Model Updating Using Frequency Response Functions Based on Sherman-Morrison Formula

Model updating plays an important role in dynamics modeling with high accuracy, which is widely used in mechanical engineering. In this paper, a model updating method using frequency response function (FRF) is proposed based on Sherman-Morrison formula, in which only the initial FRFs and parameter perturbations are employed to calculate the sensitivity avoiding repeated finite element (FE) analyses and improving the computational efficiency.

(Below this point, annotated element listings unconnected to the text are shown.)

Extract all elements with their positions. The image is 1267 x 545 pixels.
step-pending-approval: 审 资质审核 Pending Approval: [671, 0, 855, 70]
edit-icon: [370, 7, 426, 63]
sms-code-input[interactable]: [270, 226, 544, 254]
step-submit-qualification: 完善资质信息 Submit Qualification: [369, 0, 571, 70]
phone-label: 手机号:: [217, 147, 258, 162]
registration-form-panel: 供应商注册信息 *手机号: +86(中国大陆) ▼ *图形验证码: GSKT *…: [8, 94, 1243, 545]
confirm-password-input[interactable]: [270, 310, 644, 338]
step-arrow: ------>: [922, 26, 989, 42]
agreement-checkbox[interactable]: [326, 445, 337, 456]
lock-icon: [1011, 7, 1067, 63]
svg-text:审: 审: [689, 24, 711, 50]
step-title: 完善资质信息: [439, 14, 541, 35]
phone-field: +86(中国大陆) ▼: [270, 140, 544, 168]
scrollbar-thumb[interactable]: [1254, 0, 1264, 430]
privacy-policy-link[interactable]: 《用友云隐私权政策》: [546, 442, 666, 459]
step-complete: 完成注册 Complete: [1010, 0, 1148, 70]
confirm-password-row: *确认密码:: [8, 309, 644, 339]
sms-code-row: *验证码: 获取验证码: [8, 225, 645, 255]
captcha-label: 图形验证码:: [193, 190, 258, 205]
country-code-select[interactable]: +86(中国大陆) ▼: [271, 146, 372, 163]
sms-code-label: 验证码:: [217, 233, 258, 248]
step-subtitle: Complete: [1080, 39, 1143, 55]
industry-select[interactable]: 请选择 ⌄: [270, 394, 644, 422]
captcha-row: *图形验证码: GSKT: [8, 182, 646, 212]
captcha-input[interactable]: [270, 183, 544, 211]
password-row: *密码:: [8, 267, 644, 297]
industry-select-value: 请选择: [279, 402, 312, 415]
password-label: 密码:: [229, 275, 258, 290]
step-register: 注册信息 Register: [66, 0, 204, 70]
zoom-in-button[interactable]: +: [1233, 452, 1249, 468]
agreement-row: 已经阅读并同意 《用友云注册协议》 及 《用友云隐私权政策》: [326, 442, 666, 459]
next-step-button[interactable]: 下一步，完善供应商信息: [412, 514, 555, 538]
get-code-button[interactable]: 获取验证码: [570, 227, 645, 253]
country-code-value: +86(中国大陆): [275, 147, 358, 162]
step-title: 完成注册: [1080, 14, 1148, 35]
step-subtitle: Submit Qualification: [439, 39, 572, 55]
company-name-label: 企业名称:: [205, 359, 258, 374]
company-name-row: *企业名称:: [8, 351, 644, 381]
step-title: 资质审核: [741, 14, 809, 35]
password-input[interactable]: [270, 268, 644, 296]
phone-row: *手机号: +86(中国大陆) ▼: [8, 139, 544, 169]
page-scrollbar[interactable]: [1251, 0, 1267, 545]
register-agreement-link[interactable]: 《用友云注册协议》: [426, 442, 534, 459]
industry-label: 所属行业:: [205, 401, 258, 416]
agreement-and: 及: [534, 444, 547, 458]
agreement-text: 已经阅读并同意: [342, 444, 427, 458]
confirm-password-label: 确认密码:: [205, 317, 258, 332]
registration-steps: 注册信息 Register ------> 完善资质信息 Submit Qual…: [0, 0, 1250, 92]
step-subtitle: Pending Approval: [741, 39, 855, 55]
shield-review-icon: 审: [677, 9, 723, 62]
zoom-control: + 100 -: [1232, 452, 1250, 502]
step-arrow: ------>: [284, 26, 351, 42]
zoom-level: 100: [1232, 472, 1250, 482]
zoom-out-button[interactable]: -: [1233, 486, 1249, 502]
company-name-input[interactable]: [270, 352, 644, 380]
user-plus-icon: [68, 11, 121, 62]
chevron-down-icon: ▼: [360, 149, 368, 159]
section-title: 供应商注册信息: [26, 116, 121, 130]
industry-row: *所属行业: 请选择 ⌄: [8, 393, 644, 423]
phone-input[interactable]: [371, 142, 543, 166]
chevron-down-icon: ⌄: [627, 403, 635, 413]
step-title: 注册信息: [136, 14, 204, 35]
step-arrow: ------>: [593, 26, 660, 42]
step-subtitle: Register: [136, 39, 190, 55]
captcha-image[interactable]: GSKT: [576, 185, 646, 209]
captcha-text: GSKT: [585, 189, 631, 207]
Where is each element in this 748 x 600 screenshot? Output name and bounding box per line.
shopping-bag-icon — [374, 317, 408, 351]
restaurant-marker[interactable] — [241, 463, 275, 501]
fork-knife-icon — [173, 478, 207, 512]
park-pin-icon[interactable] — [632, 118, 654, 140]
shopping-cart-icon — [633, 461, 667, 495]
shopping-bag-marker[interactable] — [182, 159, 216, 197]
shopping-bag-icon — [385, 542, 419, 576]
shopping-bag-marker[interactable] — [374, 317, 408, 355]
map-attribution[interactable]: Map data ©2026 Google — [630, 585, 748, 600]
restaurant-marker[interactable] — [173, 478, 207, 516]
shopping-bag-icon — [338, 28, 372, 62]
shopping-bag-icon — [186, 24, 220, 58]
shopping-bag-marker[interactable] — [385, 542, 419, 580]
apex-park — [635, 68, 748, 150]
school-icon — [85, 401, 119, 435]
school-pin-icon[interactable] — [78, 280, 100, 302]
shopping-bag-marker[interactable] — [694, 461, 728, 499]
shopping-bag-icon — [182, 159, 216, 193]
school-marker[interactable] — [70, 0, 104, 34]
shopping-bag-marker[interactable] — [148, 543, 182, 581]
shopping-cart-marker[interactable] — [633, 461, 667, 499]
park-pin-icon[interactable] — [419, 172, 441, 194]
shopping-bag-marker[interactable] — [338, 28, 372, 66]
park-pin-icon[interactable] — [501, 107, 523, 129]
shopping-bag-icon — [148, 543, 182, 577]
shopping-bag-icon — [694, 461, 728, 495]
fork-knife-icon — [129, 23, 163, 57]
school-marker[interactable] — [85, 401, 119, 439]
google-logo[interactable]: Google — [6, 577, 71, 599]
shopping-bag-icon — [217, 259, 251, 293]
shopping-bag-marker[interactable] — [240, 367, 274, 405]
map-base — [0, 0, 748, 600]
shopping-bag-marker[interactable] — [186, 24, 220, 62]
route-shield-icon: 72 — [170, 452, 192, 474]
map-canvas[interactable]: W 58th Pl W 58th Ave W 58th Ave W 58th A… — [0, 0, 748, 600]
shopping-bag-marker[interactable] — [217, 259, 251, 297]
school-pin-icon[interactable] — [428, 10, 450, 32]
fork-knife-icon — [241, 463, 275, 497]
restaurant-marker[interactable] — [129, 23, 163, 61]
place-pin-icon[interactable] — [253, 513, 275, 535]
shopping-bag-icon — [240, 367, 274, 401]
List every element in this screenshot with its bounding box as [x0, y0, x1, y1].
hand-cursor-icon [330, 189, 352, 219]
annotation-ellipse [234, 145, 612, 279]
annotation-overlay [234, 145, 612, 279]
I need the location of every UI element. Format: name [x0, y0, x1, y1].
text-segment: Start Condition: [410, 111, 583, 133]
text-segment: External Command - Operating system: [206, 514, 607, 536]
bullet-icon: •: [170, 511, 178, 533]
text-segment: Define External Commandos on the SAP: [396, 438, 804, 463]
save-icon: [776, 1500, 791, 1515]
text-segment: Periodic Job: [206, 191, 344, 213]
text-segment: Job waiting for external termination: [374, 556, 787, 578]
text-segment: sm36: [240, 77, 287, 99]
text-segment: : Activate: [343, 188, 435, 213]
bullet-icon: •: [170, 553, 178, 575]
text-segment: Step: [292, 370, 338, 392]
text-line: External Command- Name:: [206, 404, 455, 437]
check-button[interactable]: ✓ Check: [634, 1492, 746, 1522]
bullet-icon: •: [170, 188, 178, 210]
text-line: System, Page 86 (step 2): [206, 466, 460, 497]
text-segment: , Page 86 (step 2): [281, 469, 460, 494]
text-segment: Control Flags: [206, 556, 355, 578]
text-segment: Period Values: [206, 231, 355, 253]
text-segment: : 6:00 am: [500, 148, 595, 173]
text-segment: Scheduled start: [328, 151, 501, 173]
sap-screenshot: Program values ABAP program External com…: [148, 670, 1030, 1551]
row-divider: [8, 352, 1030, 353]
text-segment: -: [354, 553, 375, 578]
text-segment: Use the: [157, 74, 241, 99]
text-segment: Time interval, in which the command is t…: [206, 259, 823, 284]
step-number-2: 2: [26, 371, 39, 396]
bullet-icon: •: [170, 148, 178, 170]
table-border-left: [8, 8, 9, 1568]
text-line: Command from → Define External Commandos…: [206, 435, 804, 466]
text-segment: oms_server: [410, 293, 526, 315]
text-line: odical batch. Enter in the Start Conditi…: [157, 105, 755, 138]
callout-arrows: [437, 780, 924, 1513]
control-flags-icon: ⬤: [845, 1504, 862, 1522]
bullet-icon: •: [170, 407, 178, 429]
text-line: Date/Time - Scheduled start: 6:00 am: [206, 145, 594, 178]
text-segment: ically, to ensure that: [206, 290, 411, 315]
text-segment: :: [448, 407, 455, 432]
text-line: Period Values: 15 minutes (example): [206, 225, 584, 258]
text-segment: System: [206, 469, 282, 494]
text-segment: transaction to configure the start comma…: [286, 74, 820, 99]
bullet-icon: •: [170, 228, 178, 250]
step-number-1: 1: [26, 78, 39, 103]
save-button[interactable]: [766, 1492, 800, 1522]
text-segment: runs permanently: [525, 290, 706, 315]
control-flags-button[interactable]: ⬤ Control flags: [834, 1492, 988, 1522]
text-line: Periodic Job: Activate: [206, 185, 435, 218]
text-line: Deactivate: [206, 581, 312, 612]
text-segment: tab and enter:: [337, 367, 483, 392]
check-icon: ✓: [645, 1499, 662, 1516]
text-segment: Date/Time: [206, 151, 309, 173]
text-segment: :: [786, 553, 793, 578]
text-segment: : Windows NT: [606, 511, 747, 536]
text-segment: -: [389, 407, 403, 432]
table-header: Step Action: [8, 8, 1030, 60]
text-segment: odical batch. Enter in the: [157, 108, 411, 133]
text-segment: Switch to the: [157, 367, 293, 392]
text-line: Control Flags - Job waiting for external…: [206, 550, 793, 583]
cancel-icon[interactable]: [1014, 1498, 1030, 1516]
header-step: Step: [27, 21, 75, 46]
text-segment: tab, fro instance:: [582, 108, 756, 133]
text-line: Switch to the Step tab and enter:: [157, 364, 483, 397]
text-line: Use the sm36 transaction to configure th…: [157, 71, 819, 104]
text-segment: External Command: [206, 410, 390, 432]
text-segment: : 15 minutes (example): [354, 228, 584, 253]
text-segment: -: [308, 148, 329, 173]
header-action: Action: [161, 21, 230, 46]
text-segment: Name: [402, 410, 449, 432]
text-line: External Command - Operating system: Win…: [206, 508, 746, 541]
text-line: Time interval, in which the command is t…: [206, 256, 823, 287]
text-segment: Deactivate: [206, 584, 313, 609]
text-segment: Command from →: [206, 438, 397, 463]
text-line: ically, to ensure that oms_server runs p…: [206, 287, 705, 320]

Firstly, the sensitivity of FRFs to the design parameters is calculated by Sherman-Morrison formula based on the QR decomposition of the system dynamic stiffness matrix variation after parameter perturbations, then the influence of damping on the amplitude of FRFs is considered to select an appropriate frequency range, and finally conduct the model updating according to the sensitivity of the FRFs. By employing simulation examples of a truss and a solar wing and the experiment of an aluminum frame, the updating error is still within +/- 1.00% in the condition of 5% random white noise, which shows the proposed method has high accuracy and a certain anti-noise capability. When only a few numbers of frequency points are selected near the resonance peak of the FRFs, the result shows that selecting the appropriate frequency range and points can reduce the computational cost. The results of the experiment study show that the proposed method can effectively identify the structural parameters. The above results verify the feasibility and effectiveness of proposed model updating method using FRFs.